An advocacy group claims that heroin addicts participating in a Chinese study were not in a position to give their informed consent.

Cristina Luiggi
Aug 6, 2012

The Human Rights Watch, a New York-city based advocacy group, is questioning the ethics behind a Chinese study that tested a psychological technique for preventing relapse in drug addicts. The group’s main concern, expressed in a letter published last week (August 3) in Science, was that the human subjects of the study—some 60 recovering heroin addicts recruited from the Beijing Ankang Hospital and Tian-Tang-He Drug Rehabilitation Center in Beijing—had likely been committed to compulsory treatment and therefore not truly given their informed consent.

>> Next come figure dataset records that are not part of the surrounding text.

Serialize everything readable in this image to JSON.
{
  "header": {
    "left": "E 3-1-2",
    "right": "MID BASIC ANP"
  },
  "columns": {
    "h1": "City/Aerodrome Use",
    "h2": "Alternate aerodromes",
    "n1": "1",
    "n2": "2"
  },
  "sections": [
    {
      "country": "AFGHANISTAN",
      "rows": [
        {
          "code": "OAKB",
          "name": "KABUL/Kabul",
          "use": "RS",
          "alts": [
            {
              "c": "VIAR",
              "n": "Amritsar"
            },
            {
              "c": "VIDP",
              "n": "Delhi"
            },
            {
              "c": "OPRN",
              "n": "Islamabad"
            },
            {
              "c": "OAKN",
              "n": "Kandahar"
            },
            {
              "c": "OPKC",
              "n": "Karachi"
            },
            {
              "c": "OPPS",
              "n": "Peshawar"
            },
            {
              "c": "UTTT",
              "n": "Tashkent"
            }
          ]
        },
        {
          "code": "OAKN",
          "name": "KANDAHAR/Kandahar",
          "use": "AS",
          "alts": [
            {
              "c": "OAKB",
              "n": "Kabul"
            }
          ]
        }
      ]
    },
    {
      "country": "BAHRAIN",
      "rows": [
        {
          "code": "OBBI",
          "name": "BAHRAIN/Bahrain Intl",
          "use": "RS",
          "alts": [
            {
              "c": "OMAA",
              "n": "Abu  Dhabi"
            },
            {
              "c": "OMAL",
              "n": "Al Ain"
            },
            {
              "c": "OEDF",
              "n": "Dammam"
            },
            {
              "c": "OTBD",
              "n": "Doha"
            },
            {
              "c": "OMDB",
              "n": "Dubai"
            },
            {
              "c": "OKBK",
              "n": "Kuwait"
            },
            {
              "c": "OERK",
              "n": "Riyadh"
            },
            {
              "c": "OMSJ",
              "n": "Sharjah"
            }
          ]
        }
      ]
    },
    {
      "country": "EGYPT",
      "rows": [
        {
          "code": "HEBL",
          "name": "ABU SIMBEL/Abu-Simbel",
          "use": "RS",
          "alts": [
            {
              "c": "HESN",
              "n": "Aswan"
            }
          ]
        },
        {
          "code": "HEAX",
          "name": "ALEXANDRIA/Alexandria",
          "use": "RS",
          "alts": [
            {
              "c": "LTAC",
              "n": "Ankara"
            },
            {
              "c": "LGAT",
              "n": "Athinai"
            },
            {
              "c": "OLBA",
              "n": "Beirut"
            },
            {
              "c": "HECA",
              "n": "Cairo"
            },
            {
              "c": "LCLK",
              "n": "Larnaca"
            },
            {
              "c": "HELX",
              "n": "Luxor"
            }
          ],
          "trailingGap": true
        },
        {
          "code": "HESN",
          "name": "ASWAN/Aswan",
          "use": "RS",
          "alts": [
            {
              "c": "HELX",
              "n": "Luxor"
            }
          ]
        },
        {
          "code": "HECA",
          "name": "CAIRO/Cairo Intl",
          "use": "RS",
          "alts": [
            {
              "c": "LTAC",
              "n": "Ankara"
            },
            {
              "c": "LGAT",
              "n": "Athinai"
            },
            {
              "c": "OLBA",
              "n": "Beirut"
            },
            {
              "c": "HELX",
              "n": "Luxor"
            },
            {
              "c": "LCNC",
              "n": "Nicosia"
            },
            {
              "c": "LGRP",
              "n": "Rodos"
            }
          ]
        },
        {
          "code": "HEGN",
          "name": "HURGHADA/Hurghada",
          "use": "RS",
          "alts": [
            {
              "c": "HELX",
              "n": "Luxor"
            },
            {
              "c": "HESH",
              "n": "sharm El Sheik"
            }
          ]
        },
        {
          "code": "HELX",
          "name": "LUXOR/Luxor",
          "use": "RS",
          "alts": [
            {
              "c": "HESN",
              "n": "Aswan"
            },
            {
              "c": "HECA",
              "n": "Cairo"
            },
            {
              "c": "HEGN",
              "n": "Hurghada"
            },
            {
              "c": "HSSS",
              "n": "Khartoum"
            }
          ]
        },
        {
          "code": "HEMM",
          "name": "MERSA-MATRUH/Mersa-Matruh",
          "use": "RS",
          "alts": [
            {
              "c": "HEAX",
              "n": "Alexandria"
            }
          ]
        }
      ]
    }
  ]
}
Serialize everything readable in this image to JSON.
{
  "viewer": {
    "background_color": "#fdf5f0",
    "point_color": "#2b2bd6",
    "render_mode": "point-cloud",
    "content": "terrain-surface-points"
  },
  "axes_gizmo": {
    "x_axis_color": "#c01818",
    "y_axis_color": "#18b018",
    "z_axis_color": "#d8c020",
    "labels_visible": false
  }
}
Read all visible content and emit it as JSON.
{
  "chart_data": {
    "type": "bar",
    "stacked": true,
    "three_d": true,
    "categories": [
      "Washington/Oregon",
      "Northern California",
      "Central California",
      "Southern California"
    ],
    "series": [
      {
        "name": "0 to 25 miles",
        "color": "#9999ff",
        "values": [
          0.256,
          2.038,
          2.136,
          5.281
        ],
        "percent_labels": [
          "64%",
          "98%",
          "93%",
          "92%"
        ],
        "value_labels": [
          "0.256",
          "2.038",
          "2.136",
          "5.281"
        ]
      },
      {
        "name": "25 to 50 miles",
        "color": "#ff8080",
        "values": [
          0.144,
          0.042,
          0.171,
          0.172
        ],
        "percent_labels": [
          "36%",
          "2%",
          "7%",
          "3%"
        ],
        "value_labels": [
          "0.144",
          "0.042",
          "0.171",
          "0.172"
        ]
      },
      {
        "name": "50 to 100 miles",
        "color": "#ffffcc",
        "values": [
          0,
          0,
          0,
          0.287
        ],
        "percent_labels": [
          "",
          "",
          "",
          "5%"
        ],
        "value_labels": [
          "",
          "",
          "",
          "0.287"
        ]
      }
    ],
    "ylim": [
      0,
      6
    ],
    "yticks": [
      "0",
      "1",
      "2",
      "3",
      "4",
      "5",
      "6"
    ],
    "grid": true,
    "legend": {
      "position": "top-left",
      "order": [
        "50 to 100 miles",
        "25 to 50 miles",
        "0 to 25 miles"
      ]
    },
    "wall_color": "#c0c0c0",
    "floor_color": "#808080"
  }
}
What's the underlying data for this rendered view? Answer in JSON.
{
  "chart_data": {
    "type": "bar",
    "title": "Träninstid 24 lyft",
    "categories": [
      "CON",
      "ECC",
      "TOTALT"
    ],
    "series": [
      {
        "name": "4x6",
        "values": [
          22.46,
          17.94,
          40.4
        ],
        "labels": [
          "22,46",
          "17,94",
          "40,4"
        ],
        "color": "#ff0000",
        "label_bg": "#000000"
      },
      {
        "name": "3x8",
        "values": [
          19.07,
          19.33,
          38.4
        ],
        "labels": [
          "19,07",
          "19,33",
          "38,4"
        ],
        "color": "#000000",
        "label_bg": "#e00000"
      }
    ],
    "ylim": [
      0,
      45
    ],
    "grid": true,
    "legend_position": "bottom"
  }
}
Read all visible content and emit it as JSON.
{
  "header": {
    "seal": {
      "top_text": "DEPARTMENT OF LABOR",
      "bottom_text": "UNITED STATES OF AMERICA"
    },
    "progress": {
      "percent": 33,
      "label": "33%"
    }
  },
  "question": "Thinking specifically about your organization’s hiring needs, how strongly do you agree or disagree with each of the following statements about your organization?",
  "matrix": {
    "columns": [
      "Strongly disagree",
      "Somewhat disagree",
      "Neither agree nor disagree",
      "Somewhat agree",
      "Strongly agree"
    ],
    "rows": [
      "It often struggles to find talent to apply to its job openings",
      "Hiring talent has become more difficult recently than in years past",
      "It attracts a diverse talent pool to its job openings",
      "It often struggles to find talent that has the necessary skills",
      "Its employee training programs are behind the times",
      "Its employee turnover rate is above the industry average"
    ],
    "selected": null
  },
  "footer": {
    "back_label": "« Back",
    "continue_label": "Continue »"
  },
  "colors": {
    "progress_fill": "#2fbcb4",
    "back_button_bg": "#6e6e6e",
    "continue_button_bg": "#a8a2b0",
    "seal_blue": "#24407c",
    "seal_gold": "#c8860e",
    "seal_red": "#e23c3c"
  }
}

Because the study, published in April in Science, was partly funded by the US National Institute on Drug Abuse (NIDA), the Human Rights Group member Joseph Amon claimed the institute should “conduct an independent investigation of the research and denounce the arbitrary detention of the roughly 200,000 people currently in compulsory drug detention centers in China," he wrote in an email to ScienceInsider...

However, both the study’s authors and bioethicists in the United States and China have defended the study’s ethics and called the accusations unfair, ScienceInsider reported. “Confidential interviews with the study participants did not reveal any examples of abuses they encountered," the study researchers wrote in a response letter, also published last week in Science.